Charles Rex Arbogast, AP
Daredevil Nik Wallenda, responds to a question during a news conference Friday, Oct. 31, 2014, in Chicago. On Sunday, Wallenda will attempt to walk uphill at a 15-degree angle from the Marina City west tower across the Chicago River to the top of the 635-foot Leo Burnett Building. (AP Photo/Charles Rex Arbogast)

CHICAGO — The tightrope is waiting for Nik Wallenda in Chicago.

The 35-year-old high-wire artist — great-grandson of Karl Wallenda of the famous Flying Wallendas circus family — plans to perform two nail-biting walks, without a net or harness, that will be televised Sunday to millions of viewers around the world.

The Discovery Channel will use a 10-second delay for the broadcast, allowing producers to cut away if Wallenda falls.

The daredevil's challenge starts just after sunset when the skyscrapers up and down the Chicago River will be lit up and sparkling. First, he will walk uphill at a 19-degree angle from the Marina City west tower to the top of a skyscraper on the other side of the river. Next, he'll walk blindfolded between the two Marina City towers — Chicago landmarks with Hollywood credits.

At around 6:40 p.m., just minutes before the anticipated start of his high-wire feat, Wallenda, who has been preparing in Florida, said the chilly conditions in Chicago would not stall him.

"Yes there's some wind, yes it's cool, but it's not unbearable," he said.

Months of preparations have meant helicopters lifting cable to the rooftops, road closures and clearances from the Federal Aviation Administration and U.S. Coast Guard.

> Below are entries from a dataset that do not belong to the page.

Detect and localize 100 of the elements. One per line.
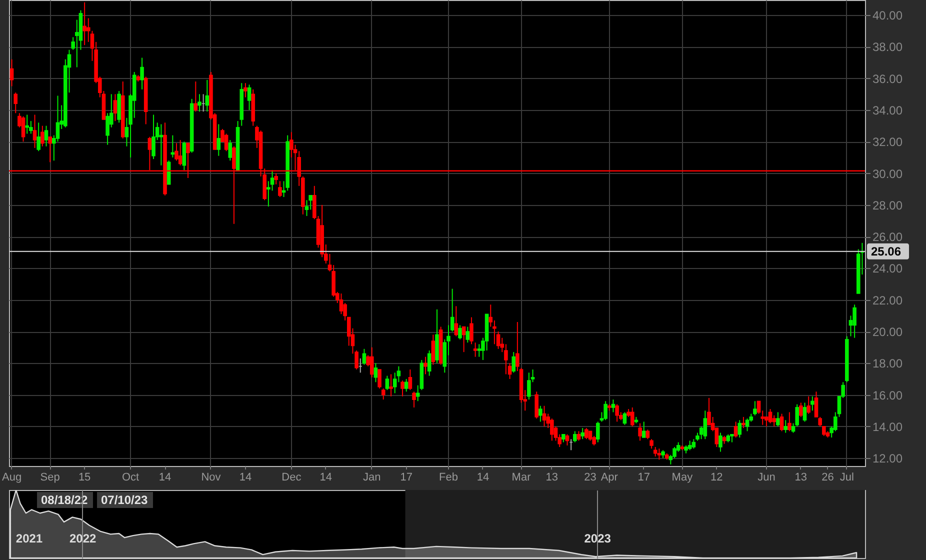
y-tick-label: 16.00 bbox=[872, 388, 903, 402]
candlestick bbox=[278, 180, 282, 198]
candlestick bbox=[852, 304, 856, 338]
y-tick-label: 38.00 bbox=[872, 40, 903, 54]
x-tick-label: 2022 bbox=[69, 532, 96, 546]
candlestick bbox=[768, 408, 772, 424]
y-tick-label: 34.00 bbox=[872, 103, 903, 118]
candlestick bbox=[140, 57, 144, 90]
candlestick bbox=[152, 114, 156, 160]
candlestick bbox=[473, 342, 478, 358]
ref-line-label: 25.06 bbox=[871, 244, 902, 258]
candlestick bbox=[274, 172, 278, 185]
candlestick bbox=[198, 94, 202, 112]
candlestick bbox=[178, 140, 182, 166]
candlestick bbox=[772, 414, 776, 427]
candlestick bbox=[592, 435, 596, 446]
candlestick bbox=[216, 124, 221, 156]
candlestick bbox=[799, 402, 803, 418]
candlestick bbox=[21, 116, 26, 142]
x-tick-label: Feb bbox=[439, 472, 458, 484]
y-tick-label: 30.00 bbox=[872, 166, 903, 181]
x-tick-label: Sep bbox=[40, 472, 60, 484]
x-tick-label: 17 bbox=[638, 472, 650, 484]
candlestick bbox=[370, 346, 374, 378]
candlestick bbox=[389, 374, 393, 397]
candlestick bbox=[604, 400, 608, 421]
x-tick-label: 13 bbox=[546, 472, 558, 484]
candlestick bbox=[14, 92, 18, 114]
y-tick-label: 32.00 bbox=[872, 135, 903, 150]
x-tick-label: 14 bbox=[158, 472, 172, 484]
x-tick-label: 12 bbox=[710, 472, 723, 484]
candlestick bbox=[734, 421, 738, 438]
candlestick bbox=[646, 429, 650, 440]
candlestick bbox=[584, 428, 588, 440]
candlestick bbox=[565, 434, 570, 446]
candlestick bbox=[615, 404, 619, 422]
candlestick bbox=[10, 58, 14, 87]
annotation: 07/10/23 bbox=[101, 493, 148, 507]
candlestick bbox=[48, 136, 52, 163]
x-tick-label: 13 bbox=[794, 472, 808, 484]
candlestick bbox=[400, 380, 404, 397]
candlestick bbox=[788, 412, 792, 432]
candlestick bbox=[657, 448, 662, 460]
candlestick bbox=[454, 306, 458, 337]
candlestick bbox=[159, 124, 164, 166]
y-tick-label: 12.00 bbox=[872, 452, 903, 466]
candlestick bbox=[385, 375, 390, 391]
candlestick bbox=[182, 141, 186, 171]
candlestick bbox=[622, 412, 627, 426]
annotation: 08/18/22 bbox=[41, 493, 88, 507]
candlestick bbox=[588, 430, 592, 442]
candlestick bbox=[244, 82, 248, 98]
candlestick bbox=[780, 413, 784, 432]
x-tick-label: 23 bbox=[584, 472, 596, 484]
candlestick bbox=[404, 378, 408, 392]
candlestick bbox=[776, 412, 780, 427]
x-tick-label: Apr bbox=[600, 472, 618, 484]
x-tick-label: 2021 bbox=[16, 532, 43, 546]
x-tick-label: Mar bbox=[512, 472, 532, 484]
candlestick bbox=[538, 405, 542, 422]
y-tick-label: 14.00 bbox=[872, 420, 903, 434]
y-tick-label: 26.00 bbox=[872, 230, 903, 244]
candlestick bbox=[806, 396, 810, 414]
candlestick bbox=[466, 326, 470, 344]
x-tick-label: Nov bbox=[201, 472, 222, 484]
candlestick bbox=[550, 418, 554, 442]
candlestick bbox=[412, 391, 416, 408]
x-tick-label: 15 bbox=[78, 472, 91, 484]
y-tick-label: 22.00 bbox=[872, 293, 903, 308]
y-tick-label: 24.00 bbox=[872, 262, 903, 276]
candlestick bbox=[362, 348, 366, 366]
x-tick-label: 26 bbox=[822, 472, 834, 484]
candlestick bbox=[205, 79, 210, 112]
candlestick bbox=[247, 84, 252, 110]
candlestick bbox=[224, 133, 228, 152]
candlestick bbox=[576, 430, 581, 442]
candlestick bbox=[810, 396, 814, 412]
x-tick-label: May bbox=[672, 472, 694, 484]
candlestick bbox=[381, 388, 386, 400]
candlestick bbox=[718, 432, 722, 452]
x-tick-label: Jun bbox=[758, 472, 776, 484]
candlestick bbox=[573, 430, 577, 443]
candlestick bbox=[36, 122, 40, 152]
x-tick-label: 14 bbox=[476, 472, 490, 484]
x-tick-label: Jan bbox=[363, 472, 381, 484]
y-tick-label: 28.00 bbox=[872, 198, 903, 212]
candlestick bbox=[596, 421, 600, 443]
candlestick bbox=[611, 399, 616, 413]
candlestick bbox=[32, 114, 37, 148]
candlestick bbox=[542, 405, 546, 427]
y-tick-label: 18.00 bbox=[872, 356, 903, 371]
candlestick bbox=[477, 344, 482, 358]
candlestick bbox=[427, 350, 432, 376]
candlestick bbox=[40, 125, 44, 147]
candlestick bbox=[784, 420, 788, 434]
candlestick bbox=[738, 420, 742, 438]
candlestick bbox=[228, 140, 232, 162]
candlestick bbox=[703, 410, 708, 440]
candlestick bbox=[692, 438, 696, 450]
candlestick bbox=[650, 438, 654, 450]
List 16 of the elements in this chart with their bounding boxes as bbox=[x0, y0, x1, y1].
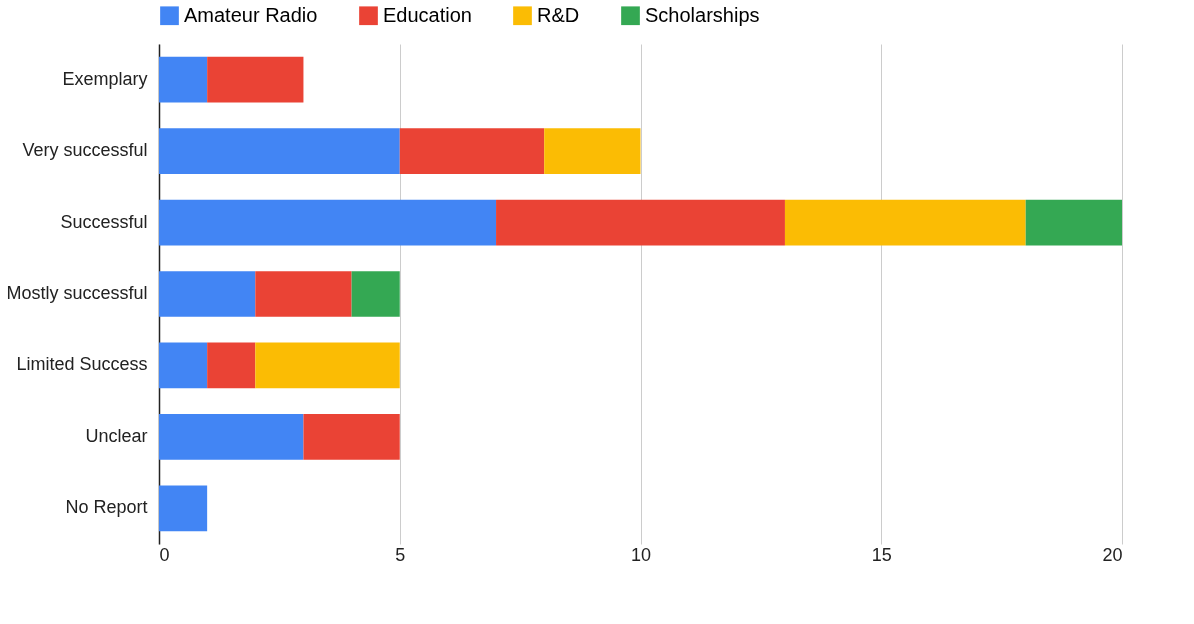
x-tick-label: 15 bbox=[871, 544, 892, 565]
legend-label: Scholarships bbox=[645, 3, 760, 26]
y-tick-label: Unclear bbox=[85, 425, 148, 446]
x-tick-label: 20 bbox=[1102, 544, 1123, 565]
y-tick-label: Exemplary bbox=[62, 68, 148, 89]
y-tick-label: Very successful bbox=[22, 140, 148, 161]
y-tick-label: Mostly successful bbox=[6, 283, 148, 303]
legend-label: Education bbox=[383, 3, 472, 26]
legend-label: Amateur Radio bbox=[184, 3, 318, 26]
y-tick-label: Limited Success bbox=[16, 354, 148, 375]
y-tick-label: Successful bbox=[60, 211, 148, 232]
x-tick-label: 10 bbox=[630, 544, 652, 565]
x-tick-label: 5 bbox=[395, 544, 406, 565]
x-tick-label: 0 bbox=[159, 544, 170, 565]
y-tick-label: No Report bbox=[65, 497, 148, 518]
legend-label: R&D bbox=[537, 3, 580, 26]
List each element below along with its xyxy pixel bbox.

Residents of Marina City have been asked not to use laser pointers, camera flashes or drones that could interfere. Even grilling has been prohibited.

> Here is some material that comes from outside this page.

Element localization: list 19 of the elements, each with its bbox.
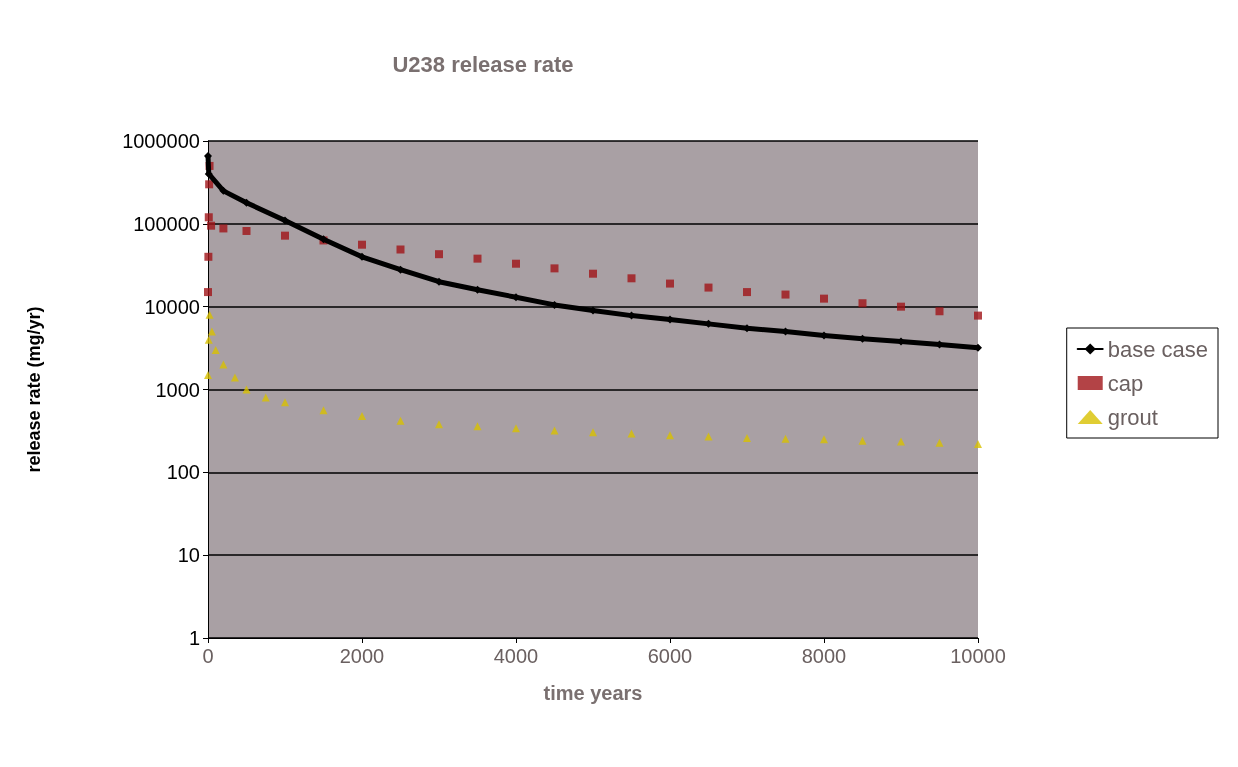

Meanwhile, Wallenda has practiced the walk in Florida. Two of his previous televised tightrope walks — over the brink of Niagara Falls in 2012 and across the Little Colorado River Gorge in 2013 — drew about 13 million viewers each.

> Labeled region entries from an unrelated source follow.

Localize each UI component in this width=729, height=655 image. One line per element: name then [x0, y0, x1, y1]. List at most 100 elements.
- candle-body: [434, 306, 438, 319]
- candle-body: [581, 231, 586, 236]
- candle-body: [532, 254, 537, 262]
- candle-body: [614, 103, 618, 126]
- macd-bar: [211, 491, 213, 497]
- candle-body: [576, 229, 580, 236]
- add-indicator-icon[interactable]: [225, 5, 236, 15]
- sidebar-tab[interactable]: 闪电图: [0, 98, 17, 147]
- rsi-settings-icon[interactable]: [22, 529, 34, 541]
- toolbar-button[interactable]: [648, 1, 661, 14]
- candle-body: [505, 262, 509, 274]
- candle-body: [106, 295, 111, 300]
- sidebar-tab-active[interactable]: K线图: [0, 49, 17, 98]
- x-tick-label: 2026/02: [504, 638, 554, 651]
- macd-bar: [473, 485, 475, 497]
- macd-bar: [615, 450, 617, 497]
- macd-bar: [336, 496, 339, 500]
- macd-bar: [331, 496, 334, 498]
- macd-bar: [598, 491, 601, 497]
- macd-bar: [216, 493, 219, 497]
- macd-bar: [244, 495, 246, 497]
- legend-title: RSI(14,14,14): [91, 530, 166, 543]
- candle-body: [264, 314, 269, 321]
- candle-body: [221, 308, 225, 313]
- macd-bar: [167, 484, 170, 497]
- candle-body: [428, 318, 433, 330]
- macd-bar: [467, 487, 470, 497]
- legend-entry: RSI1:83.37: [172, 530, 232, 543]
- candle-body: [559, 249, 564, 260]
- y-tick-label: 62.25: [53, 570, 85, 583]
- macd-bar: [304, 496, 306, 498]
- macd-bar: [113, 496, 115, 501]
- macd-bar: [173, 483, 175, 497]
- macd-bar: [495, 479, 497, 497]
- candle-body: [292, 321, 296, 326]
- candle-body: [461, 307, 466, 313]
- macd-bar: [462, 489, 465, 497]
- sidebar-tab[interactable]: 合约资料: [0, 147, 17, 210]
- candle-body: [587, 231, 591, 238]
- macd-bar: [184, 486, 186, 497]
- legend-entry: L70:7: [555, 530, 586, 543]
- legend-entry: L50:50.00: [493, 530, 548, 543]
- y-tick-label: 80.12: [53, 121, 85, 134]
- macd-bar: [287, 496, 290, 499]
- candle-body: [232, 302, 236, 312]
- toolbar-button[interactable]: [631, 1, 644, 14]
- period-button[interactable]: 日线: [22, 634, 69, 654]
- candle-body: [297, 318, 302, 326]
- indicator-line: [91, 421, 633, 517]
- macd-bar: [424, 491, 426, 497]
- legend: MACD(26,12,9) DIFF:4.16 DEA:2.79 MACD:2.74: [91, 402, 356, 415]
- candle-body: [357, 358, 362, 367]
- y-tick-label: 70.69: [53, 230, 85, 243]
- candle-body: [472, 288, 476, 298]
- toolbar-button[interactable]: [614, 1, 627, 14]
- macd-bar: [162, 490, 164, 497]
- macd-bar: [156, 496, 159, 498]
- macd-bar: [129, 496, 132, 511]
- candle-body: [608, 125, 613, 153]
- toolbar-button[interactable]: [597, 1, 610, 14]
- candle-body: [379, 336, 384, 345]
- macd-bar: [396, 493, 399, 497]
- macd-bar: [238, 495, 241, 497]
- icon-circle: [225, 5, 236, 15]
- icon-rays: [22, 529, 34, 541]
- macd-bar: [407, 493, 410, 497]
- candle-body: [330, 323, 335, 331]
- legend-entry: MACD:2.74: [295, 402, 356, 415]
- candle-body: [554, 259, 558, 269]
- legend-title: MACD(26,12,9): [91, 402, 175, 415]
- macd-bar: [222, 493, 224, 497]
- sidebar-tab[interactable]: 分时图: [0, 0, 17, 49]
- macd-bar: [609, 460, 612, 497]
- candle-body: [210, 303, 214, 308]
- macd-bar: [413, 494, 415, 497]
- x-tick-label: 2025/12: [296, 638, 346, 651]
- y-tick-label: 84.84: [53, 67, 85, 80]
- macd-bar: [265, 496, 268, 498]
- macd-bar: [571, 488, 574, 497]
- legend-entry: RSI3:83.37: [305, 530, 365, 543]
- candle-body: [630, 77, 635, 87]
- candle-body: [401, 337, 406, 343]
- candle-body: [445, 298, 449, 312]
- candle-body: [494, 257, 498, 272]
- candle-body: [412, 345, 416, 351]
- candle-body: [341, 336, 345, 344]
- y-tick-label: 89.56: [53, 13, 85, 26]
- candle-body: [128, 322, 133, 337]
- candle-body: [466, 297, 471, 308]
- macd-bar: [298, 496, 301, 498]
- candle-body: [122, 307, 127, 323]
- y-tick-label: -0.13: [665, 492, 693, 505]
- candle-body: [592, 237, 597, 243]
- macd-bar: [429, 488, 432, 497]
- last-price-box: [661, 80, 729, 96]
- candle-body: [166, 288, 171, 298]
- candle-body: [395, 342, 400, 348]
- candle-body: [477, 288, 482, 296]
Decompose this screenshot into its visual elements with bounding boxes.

The Discovery Channel hopes to capture an elusive real-time audience in the DVR era. The network plans to keep the almost-live telecast of Wallenda's progress on viewers' TV screens even during the commercials, using a "double box" that will show advertisements and Wallenda simultaneously.

The Marina City towers have been on screens — Steve McQueen chased a fugitive around the west tower's corkscrew parking ramp in "The Hunter" — and graced the album cover of Wilco's 2002 "Yankee Hotel Foxtrot."

Hours before the tightrope walk, Scott Jensen of Schaumburg, a Chicago suburb, waited to watch the spectacle with his 15-year-old son, Matthew, and Matthew's friend Tommy Demaret, also 15. They were bundled up and eating sandwiches while seated on a concrete planter with a nearly straight-overhead view of the high wire.

"I think anybody who does something like this is crazy and it's a once-in-a-lifetime opportunity to see it," Scott Jensen said.

Cynthia Garner traveled 90 miles from Belvidere, Illinois, with her husband Johnny.

"I'm scared of heights," Garner said looking up at the wire.

"The feeling I feel when I look up there is scared for his life," she said. "I'm scared for his life."

Journalists covering Sunday's event signed waivers relinquishing their right to claim emotional distress if they witness a catastrophe.

A year before Wallenda was born, his great-grandfather fell to his death during a tightrope stunt in Puerto Rico. He was 73.

Wallenda says after Chicago he wants to recreate a 1,200-foot-long high-wire walk made famous by his great-grandfather. Karl Wallenda's stunt at Tallulah Falls Gorge in Georgia included two headstands on the high wire.

"Life is on the wire," Karl Wallenda once said. "Everything else is just waiting."